Politique 6 janvier 2025

La démission de Trudeau fait mourir le projet de loi sur la gestion de l’offre

Dans la foulée de la démission du premier ministre Justin Trudeau, le 6 janvier, le Parlement a été prorogé jusqu’au 24 mars, faisant ainsi mourir au feuilleton tous les projets de loi n’ayant pas reçu la sanction royale, dont celui sur la gestion de l’offre.

Ce qui adviendra du projet de loi au début de la nouvelle session parlementaire est incertain. Il ne sera réexaminé que s’il est redéposé au Sénat.

Alors qu’il en était, en décembre, à l’avant-dernière étape avant son adoption, le processus recommencerait à la première lecture comme si aucun travail n’y avait été effectué auparavant. Cela n’empêcherait toutefois pas une décision d’accélérer l’étude du projet de loi, soit par consentement unanime, soit par motion avec préavis.

Le député bloquiste de Berthier-Maskinongé, Yves Perron, est en colère. Son parti étant l’instigateur du projet de loi, il tente de convaincre les sénateurs de l’adopter depuis juin 2023. Le Bloc québécois a même imposé un ultimatum en octobre 2024 et rassemblé 250 agriculteurs et sénateurs sur la Colline parlementaire pour accélérer son adoption, sans succès.

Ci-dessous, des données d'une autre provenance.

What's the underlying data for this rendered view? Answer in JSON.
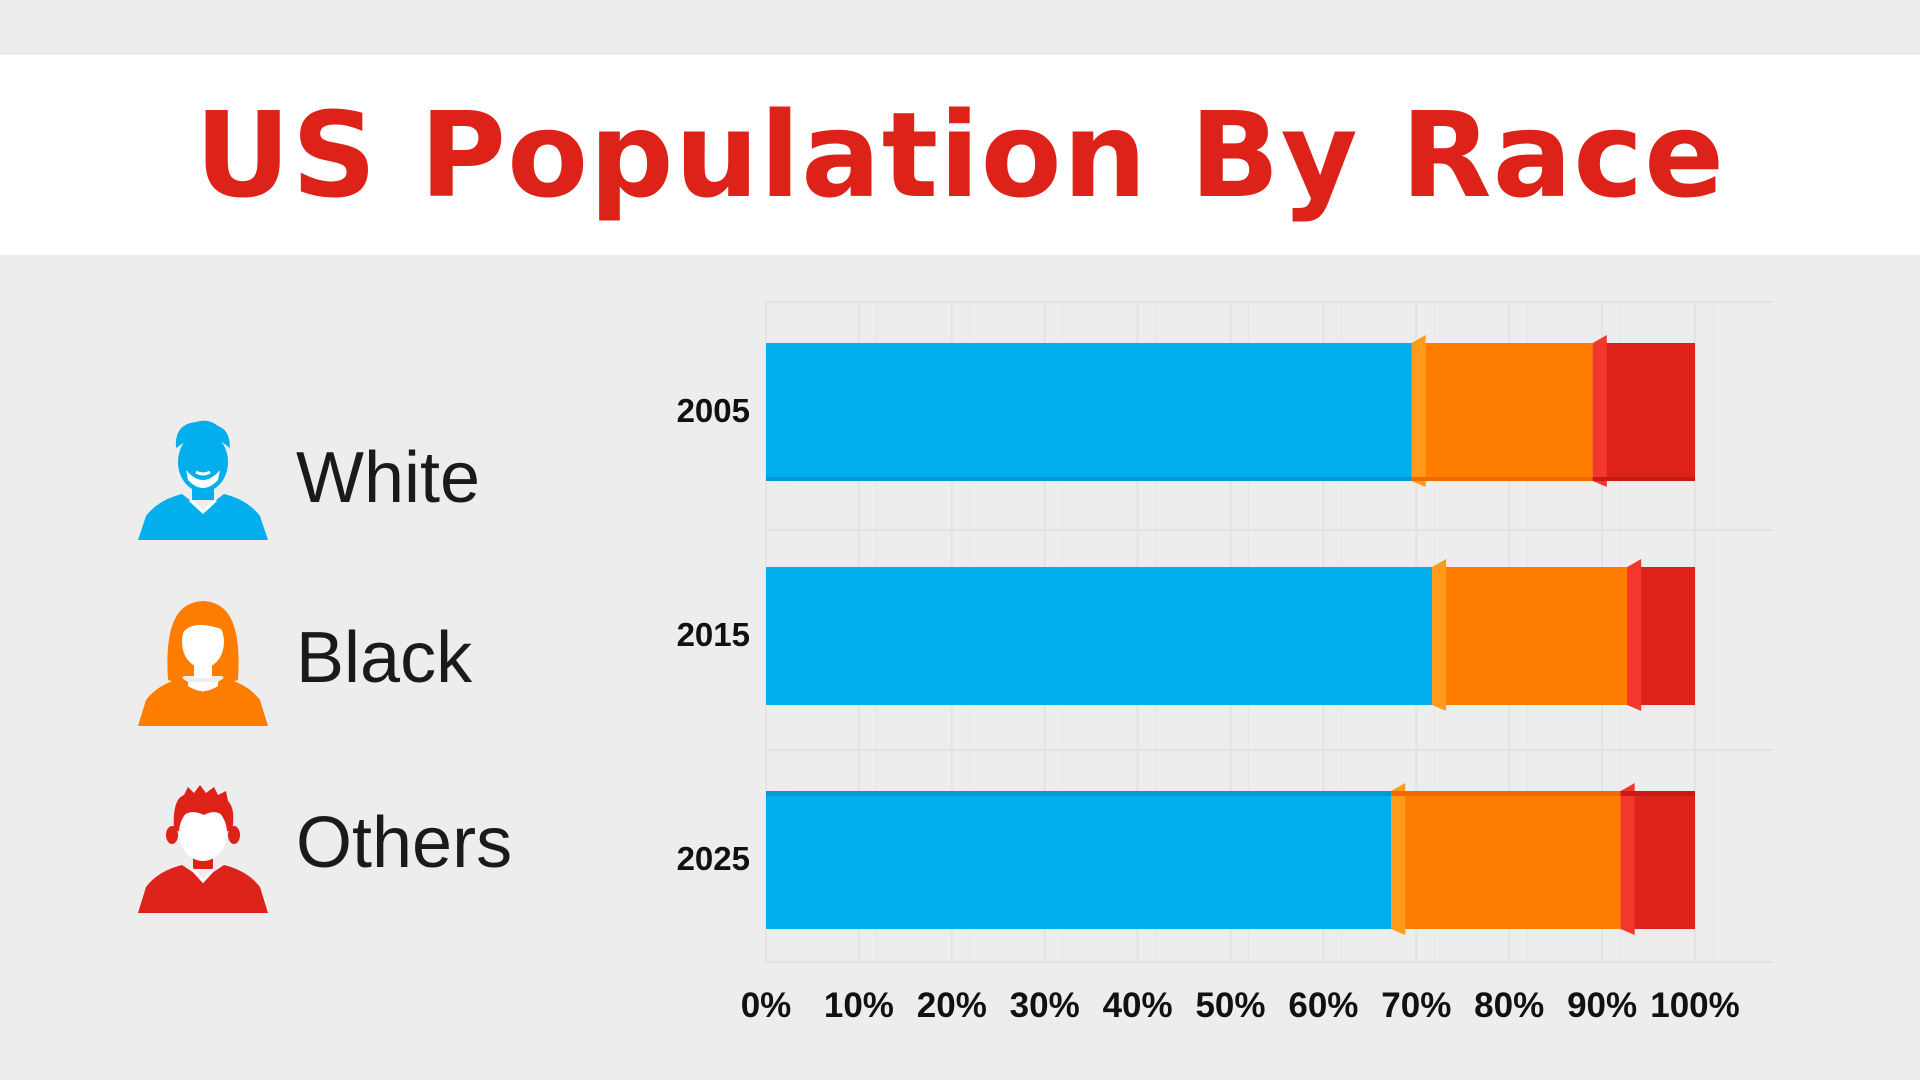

M. Perron ne croit pas que la décision sera prise d’accélérer les choses pour sauver le projet de loi. « Il faut que ça tente aux quatre leaders du Sénat de se rencontrer et d’en jaser entre eux. Et ce n’est pas évident. Donc même si on siège deux mois au Sénat, le projet de loi ne sera pas sorti avant [une élection] », estime-t-il.

Daniel Gobeil, président des Producteurs de lait du Québec, et Sylvain Lapierre, président de la Fédération des producteurs d’œufs du Québec, se désolent de voir un projet de loi sur la gestion de l’offre abandonné une deuxième fois en peu de temps.

C’est tellement décourageant avec l’énergie qu’on a mise. On est allés à Ottawa, des fois, juste pour ça et le vote n’avait même pas lieu. C’était notre chance, je pense, d’enlever la gestion de l’offre des négociations commerciales, et ils vont nous dire qu’ils vont la protéger, mais cette cassette-là, on l’a entendue trop souvent.

Sylvain Lapierre, président de la Fédération des producteurs d’œufs du Québec

L’abandon de cet outil législatif oblige les producteurs à revoir leur stratégie face à l’arrivée au pouvoir de Donald Trump, le 20 janvier, précise M. Gobeil.

Considérant l’appui de 80 % des députés de la Chambre des communes et des quatre chefs de partis politiques à Ottawa, le signal était pourtant clair, souligne le président de l’Union des producteurs agricoles et porte-parole du Mouvement pour la gestion de l’offre, Martin Caron. « Au niveau du Sénat, il y a eu un ralentissement du processus et on était tout près d’arriver à une finalité », déplore-t-il.

Les élections en tête

M. Caron évoque néanmoins la possibilité d’une poursuite des travaux après le 24 mars. « On aurait mieux aimé qu’il [ait été adopté avant les Fêtes], mais si on veut rester optimistes, il y a le côté des élus et si on tombe en élection ce printemps, ça va revenir dans nos demandes à nous. Comme on sait que les chefs de partis ont voté pour ce projet de loi-là, je m’attends à ce que ce soit le même résultat », souligne-t-il. 

L’ancien homme politique libéral Jean-Claude Poissant, également producteur laitier à Saint-Philippe, en Montérégie, estime que si les conservateurs accédaient au pouvoir, un gouvernement minoritaire appuyé d’une opposition officielle libérale serait idéal pour la gestion de l’offre et l’agriculture. « Les conservateurs sont divisés sur la gestion de l’offre alors il faudrait un Parti libéral fort quand même pour justement ramener les choses », fait-il remarquer.